Ele explica que o Peru é, tradicionalmente, fornecedor de pasta-base de coca para os laboratórios da Colômbia. A pasta-base é um estágio intermediário da industrialização da folha de coca, que precede o refino.
Antes do cerco, iniciado em 96, a pasta-base seguia diretamente para a Colômbia, por aviões. Com o risco de abatimento das aeronaves, os traficantes passaram a levar a droga por barcos até a fronteira com o Amazonas e o Acre, onde é apanhada por pilotos brasileiros e levada para a Colômbia. A segunda rota é o Equador, que se tornou um corredor no transporte da pasta-base do Peru para a Colômbia, semelhante ao Brasil.

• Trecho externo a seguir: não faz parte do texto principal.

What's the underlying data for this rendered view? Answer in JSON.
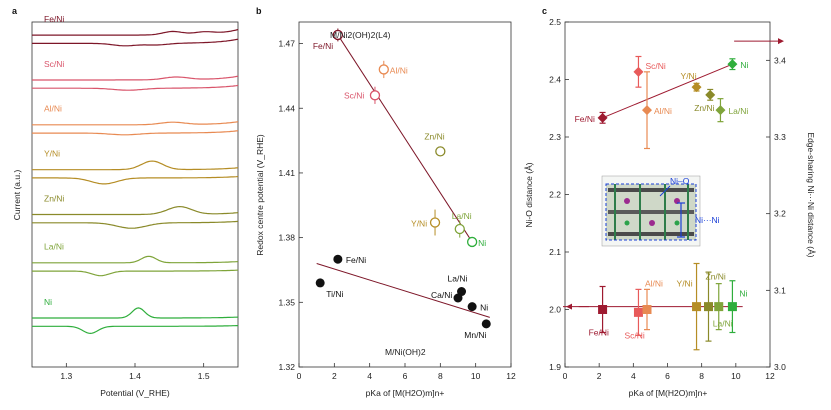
{
  "panels": {
    "a": "a",
    "b": "b",
    "c": "c"
  },
  "chart_data": [
    {
      "id": "a",
      "type": "line",
      "title": "",
      "xlabel": "Potential (V_RHE)",
      "ylabel": "Current (a.u.)",
      "xlim": [
        1.25,
        1.55
      ],
      "xticks": [
        "1.3",
        "1.4",
        "1.5"
      ],
      "series": [
        {
          "name": "Fe/Ni",
          "color": "#7d1628",
          "baseline": 0.95,
          "peaks": [
            {
              "x": 1.455,
              "a": 0.22,
              "w": 0.02
            },
            {
              "x": 1.5,
              "a": 0.15,
              "w": 0.02
            }
          ],
          "rise": 0.9
        },
        {
          "name": "Sc/Ni",
          "color": "#d9556b",
          "baseline": 0.82,
          "peaks": [
            {
              "x": 1.46,
              "a": 0.18,
              "w": 0.025
            }
          ],
          "rise": 0.6
        },
        {
          "name": "Al/Ni",
          "color": "#e88a52",
          "baseline": 0.69,
          "peaks": [
            {
              "x": 1.455,
              "a": 0.16,
              "w": 0.025
            }
          ],
          "rise": 0.5
        },
        {
          "name": "Y/Ni",
          "color": "#b58d25",
          "baseline": 0.56,
          "peaks": [
            {
              "x": 1.425,
              "a": 0.55,
              "w": 0.022
            }
          ],
          "rise": 0.3
        },
        {
          "name": "Zn/Ni",
          "color": "#8a8a2a",
          "baseline": 0.43,
          "peaks": [
            {
              "x": 1.465,
              "a": 0.5,
              "w": 0.025
            }
          ],
          "rise": 0.3
        },
        {
          "name": "La/Ni",
          "color": "#7fa43a",
          "baseline": 0.29,
          "peaks": [
            {
              "x": 1.42,
              "a": 0.42,
              "w": 0.015
            }
          ],
          "rise": 0.2
        },
        {
          "name": "Ni",
          "color": "#2fae3c",
          "baseline": 0.13,
          "peaks": [
            {
              "x": 1.405,
              "a": 0.65,
              "w": 0.013
            }
          ],
          "rise": 0.15
        }
      ]
    },
    {
      "id": "b",
      "type": "scatter",
      "xlabel": "pKa of [M(H2O)m]n+",
      "ylabel": "Redox centre potential (V_RHE)",
      "xlim": [
        0,
        12
      ],
      "ylim": [
        1.32,
        1.48
      ],
      "xticks": [
        "0",
        "2",
        "4",
        "6",
        "8",
        "10",
        "12"
      ],
      "yticks": [
        "1.32",
        "1.35",
        "1.38",
        "1.41",
        "1.44",
        "1.47"
      ],
      "group_label_top": "M/Ni2(OH)2(L4)",
      "group_label_bottom": "M/Ni(OH)2",
      "series": [
        {
          "name": "M/Ni2(OH)2(L4)",
          "marker": "open-circle",
          "points": [
            {
              "label": "Fe/Ni",
              "x": 2.2,
              "y": 1.474,
              "err": 0.003,
              "color": "#7d1628"
            },
            {
              "label": "Al/Ni",
              "x": 4.8,
              "y": 1.458,
              "err": 0.004,
              "color": "#e88a52"
            },
            {
              "label": "Sc/Ni",
              "x": 4.3,
              "y": 1.446,
              "err": 0.004,
              "color": "#d9556b"
            },
            {
              "label": "Zn/Ni",
              "x": 8.0,
              "y": 1.42,
              "err": 0.002,
              "color": "#8a8a2a"
            },
            {
              "label": "Y/Ni",
              "x": 7.7,
              "y": 1.387,
              "err": 0.006,
              "color": "#b58d25"
            },
            {
              "label": "La/Ni",
              "x": 9.1,
              "y": 1.384,
              "err": 0.004,
              "color": "#7fa43a"
            },
            {
              "label": "Ni",
              "x": 9.8,
              "y": 1.378,
              "err": 0.002,
              "color": "#2fae3c"
            }
          ],
          "fit": {
            "x": [
              2.2,
              9.8
            ],
            "y": [
              1.474,
              1.378
            ],
            "color": "#7d1628"
          }
        },
        {
          "name": "M/Ni(OH)2",
          "marker": "filled-circle",
          "points": [
            {
              "label": "Fe/Ni",
              "x": 2.2,
              "y": 1.37
            },
            {
              "label": "Ti/Ni",
              "x": 1.2,
              "y": 1.359
            },
            {
              "label": "La/Ni",
              "x": 9.2,
              "y": 1.355
            },
            {
              "label": "Ca/Ni",
              "x": 9.0,
              "y": 1.352
            },
            {
              "label": "Ni",
              "x": 9.8,
              "y": 1.348
            },
            {
              "label": "Mn/Ni",
              "x": 10.6,
              "y": 1.34
            }
          ],
          "fit": {
            "x": [
              1.0,
              10.8
            ],
            "y": [
              1.368,
              1.343
            ],
            "color": "#7d1628"
          }
        }
      ]
    },
    {
      "id": "c",
      "type": "scatter",
      "xlabel": "pKa of [M(H2O)m]n+",
      "ylabel": "Ni-O distance (Å)",
      "ylabel_right": "Edge-sharing Ni···Ni distance (Å)",
      "xlim": [
        0,
        12
      ],
      "ylim": [
        1.9,
        2.5
      ],
      "ylim_right": [
        3.0,
        3.45
      ],
      "xticks": [
        "0",
        "2",
        "4",
        "6",
        "8",
        "10",
        "12"
      ],
      "yticks": [
        "1.9",
        "2.0",
        "2.1",
        "2.2",
        "2.3",
        "2.4",
        "2.5"
      ],
      "yticks_right": [
        "3.0",
        "3.1",
        "3.2",
        "3.3",
        "3.4"
      ],
      "inset_labels": {
        "nio": "Ni–O",
        "nini": "Ni···Ni"
      },
      "series": [
        {
          "name": "Edge-sharing Ni···Ni distance",
          "axis": "right",
          "marker": "diamond",
          "points": [
            {
              "label": "Fe/Ni",
              "x": 2.2,
              "y": 3.325,
              "err": 0.007,
              "color": "#9e1a30"
            },
            {
              "label": "Sc/Ni",
              "x": 4.3,
              "y": 3.385,
              "err": 0.02,
              "color": "#e85a5a"
            },
            {
              "label": "Al/Ni",
              "x": 4.8,
              "y": 3.335,
              "err": 0.05,
              "color": "#e88a52"
            },
            {
              "label": "Y/Ni",
              "x": 7.7,
              "y": 3.365,
              "err": 0.005,
              "color": "#b58d25"
            },
            {
              "label": "Zn/Ni",
              "x": 8.5,
              "y": 3.355,
              "err": 0.007,
              "color": "#8a8a2a"
            },
            {
              "label": "La/Ni",
              "x": 9.1,
              "y": 3.335,
              "err": 0.015,
              "color": "#7fa43a"
            },
            {
              "label": "Ni",
              "x": 9.8,
              "y": 3.395,
              "err": 0.007,
              "color": "#2fae3c"
            }
          ],
          "fit": {
            "x": [
              2.2,
              9.8
            ],
            "y": [
              3.325,
              3.395
            ],
            "color": "#9e1a30"
          }
        },
        {
          "name": "Ni–O distance",
          "axis": "left",
          "marker": "square",
          "points": [
            {
              "label": "Fe/Ni",
              "x": 2.2,
              "y": 2.0,
              "err": 0.04,
              "color": "#9e1a30"
            },
            {
              "label": "Sc/Ni",
              "x": 4.3,
              "y": 1.995,
              "err": 0.04,
              "color": "#e85a5a"
            },
            {
              "label": "Al/Ni",
              "x": 4.8,
              "y": 2.0,
              "err": 0.035,
              "color": "#e88a52"
            },
            {
              "label": "Y/Ni",
              "x": 7.7,
              "y": 2.005,
              "err": 0.075,
              "color": "#b58d25"
            },
            {
              "label": "Zn/Ni",
              "x": 8.4,
              "y": 2.005,
              "err": 0.06,
              "color": "#8a8a2a"
            },
            {
              "label": "La/Ni",
              "x": 9.0,
              "y": 2.005,
              "err": 0.04,
              "color": "#7fa43a"
            },
            {
              "label": "Ni",
              "x": 9.8,
              "y": 2.005,
              "err": 0.045,
              "color": "#2fae3c"
            }
          ],
          "fit": {
            "x": [
              0.8,
              10.4
            ],
            "y": [
              2.005,
              2.005
            ],
            "color": "#9e1a30"
          }
        }
      ]
    }
  ]
}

O general diz que a política de combate ao narcotráfico no país é definida pelo governo peruano e que os norte-americanos dão apenas suporte às suas ações, que são traçadas pela Dinandro e pelo Serviço de Inteligência, ligado à Presidência da República.
""Não há interferência. Somos um país soberano", afirmou.
Ele diz que as polícias do Brasil, Peru, Bolívia, Colômbia e Equador estão agindo juntas para enfrentar as organizações de tráfico de cocaína na região amazônica e, na avaliação dele, o Brasil vem assumindo uma posição de liderança nesse campo. Segundo o general, cem aviões de traficantes foram apreendidos nos últimos anos como resultado da ação conjunta desses países.
A repressão nas fronteiras tem levado a uma sofisticação do narcotráfico no Peru. Segundo o general, as organizações, que antes se limitavam a produzir a pasta-base no país, estão montando laboratórios de refino próximos a Lima, na costa do Pacífico.
Com a atividade mais produtiva (o refino) ficando no país, o Peru vem se tornando também um país de lavagem de dinheiro do narcotráfico.
Segundo o general, o valor de bens apreendidos em poder de narcotraficantes triplicou nos últimos três anos, passando de US$ 8 milhões em 1997 para US$ 24 milhões no ano passado.